Facebook Twitter

Terrorists see acts as holy

SHARE Terrorists see acts as holy

PROVO — At first glance, Dann Hone doesn't look like the sort who could help you crawl into the mind-set of people who would topple the World Trade Center.

He is a kind, somewhat ruffled looking guy wearing a short-sleeved white shirt and a tie with ducks on it. The sort of person who appears completely at peace with himself and his surroundings.

Dann is administrative assistant for Brigham Young University's Jerusalem Center for Near Eastern Studies, which means these days he is posted in Provo, because it has been almost a year now since students were pulled from Jerusalem due to civil unrest.

An affable sort who has been involved with the center for almost 30 years and has lived nine years in Israel, Dann agrees to share his knowledge on Islam, the religion that has spun off so many holy terrorists — and may have spun off the terrorists who attacked the World Trade Center and the Pentagon three days ago.

But he will do so only on the condition that all he is offering is background that will perhaps help in understanding why something like Tuesday's attack — which he points out occurred on the Islam prophet Mohammed's birthday — could happen. In no way does he condone it, nor does he believe the Islamic world as a whole condones or takes any comfort in what happened, save a tiny portion of fanatics.

The scariest part about extreme Islamic terrorists is that they are not crazy.

"They are often well-educated, intelligent and quite sane," Dann says.

But they are the product of a culture, Dann explains, that from infancy pounds into them the notion that there is no greater role in life than to be soldiers, called Mujahidin, for their God, called Allah, in a holy war, called a jihad.

The purpose of a jihad is to defend Islam against its enemies. And while virtually all of the world's 1 billion-plus Muslims — literally "submitters" to Islam — don't take that as a literal call to destroy outsiders, extremist Muslims do.

And once they have a notion that something is "Allah's Will," they are liable to do anything.

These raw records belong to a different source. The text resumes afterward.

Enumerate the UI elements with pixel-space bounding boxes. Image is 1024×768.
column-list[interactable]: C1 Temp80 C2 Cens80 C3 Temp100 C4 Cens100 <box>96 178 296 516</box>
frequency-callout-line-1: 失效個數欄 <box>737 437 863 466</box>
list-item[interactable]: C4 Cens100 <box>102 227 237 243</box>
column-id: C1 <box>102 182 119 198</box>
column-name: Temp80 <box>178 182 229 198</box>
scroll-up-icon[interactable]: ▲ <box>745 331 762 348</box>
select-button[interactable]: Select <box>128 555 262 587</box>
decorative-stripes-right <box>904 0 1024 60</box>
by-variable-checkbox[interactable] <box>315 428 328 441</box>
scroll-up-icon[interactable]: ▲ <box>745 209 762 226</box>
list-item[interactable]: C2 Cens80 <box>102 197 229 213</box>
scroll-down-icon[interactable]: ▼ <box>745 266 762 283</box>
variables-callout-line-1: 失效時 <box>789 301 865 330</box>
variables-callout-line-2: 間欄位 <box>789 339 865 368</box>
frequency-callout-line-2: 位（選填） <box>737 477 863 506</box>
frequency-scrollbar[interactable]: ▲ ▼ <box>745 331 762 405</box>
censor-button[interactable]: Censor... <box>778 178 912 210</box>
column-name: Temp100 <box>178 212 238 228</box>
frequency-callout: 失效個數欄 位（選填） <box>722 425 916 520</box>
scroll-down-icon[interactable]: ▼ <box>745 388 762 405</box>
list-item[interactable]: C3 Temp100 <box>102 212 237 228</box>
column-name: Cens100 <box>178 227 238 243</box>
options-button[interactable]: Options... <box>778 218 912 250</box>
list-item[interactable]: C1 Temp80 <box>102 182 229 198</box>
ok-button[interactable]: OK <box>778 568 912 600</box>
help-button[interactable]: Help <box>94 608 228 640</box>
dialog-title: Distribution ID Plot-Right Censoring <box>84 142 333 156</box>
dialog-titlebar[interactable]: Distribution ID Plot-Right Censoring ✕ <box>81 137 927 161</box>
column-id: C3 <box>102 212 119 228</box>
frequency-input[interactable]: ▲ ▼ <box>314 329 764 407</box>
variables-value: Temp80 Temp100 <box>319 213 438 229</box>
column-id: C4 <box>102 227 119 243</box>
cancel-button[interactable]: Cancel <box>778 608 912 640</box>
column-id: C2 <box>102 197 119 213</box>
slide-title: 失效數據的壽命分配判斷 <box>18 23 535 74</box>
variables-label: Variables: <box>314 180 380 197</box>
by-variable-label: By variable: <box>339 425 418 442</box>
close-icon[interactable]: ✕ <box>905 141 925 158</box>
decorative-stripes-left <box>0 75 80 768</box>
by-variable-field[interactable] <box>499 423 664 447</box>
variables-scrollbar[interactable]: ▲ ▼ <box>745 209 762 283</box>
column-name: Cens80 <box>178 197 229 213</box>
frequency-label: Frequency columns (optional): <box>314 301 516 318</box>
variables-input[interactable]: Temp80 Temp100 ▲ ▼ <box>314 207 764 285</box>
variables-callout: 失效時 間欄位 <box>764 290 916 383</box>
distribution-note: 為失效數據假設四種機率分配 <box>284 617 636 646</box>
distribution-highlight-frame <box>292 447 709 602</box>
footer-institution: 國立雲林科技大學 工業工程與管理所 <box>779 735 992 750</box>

If it is proven that Islamic terrorists were responsible for Tuesday's attacks, it won't surprise academics like Dann Hone, given that the targets were so symbolic of what is reprehensible to Muslims here in the West: namely, our finances, our military might and our leaders.

Neither will it be hard to square the suicide missions of the pilots, because, as Dann explains, "Those who fight for Allah are assured of a place in heaven with Allah."

As for those who don't fight, or submit, to Allah, they are regarded as nothing — and when they die they will not exist.

So, to a terrorist who might murder, say, 20,000 people, those murders are of no consequence because those killed were nothing anyway, save for enemies of Islam — and by killing them the terrorist defends Islam and goes to live with Allah.

And if any innocent Muslims happen to be killed in the process — just so much unavoidable jihad collateral damage — they are assured of the same heavenly status.

"That's how they can do what they do with such religious fervor," Dann Hone says of the Islamic fanatics who maim and massacre. "Carrying out a jihad not only destroys enemies but brings others to Islam."

With that, the educator rubs his eyes. He counts among his friends many followers of Islam, Arabs and Palestinians alike, and he knows they are not like this. They are not like this at all.

"The majority of Islam sees a jihad as a way to bring joy and peace to this world," Dann says.

Not as a way to bring about the complete opposite.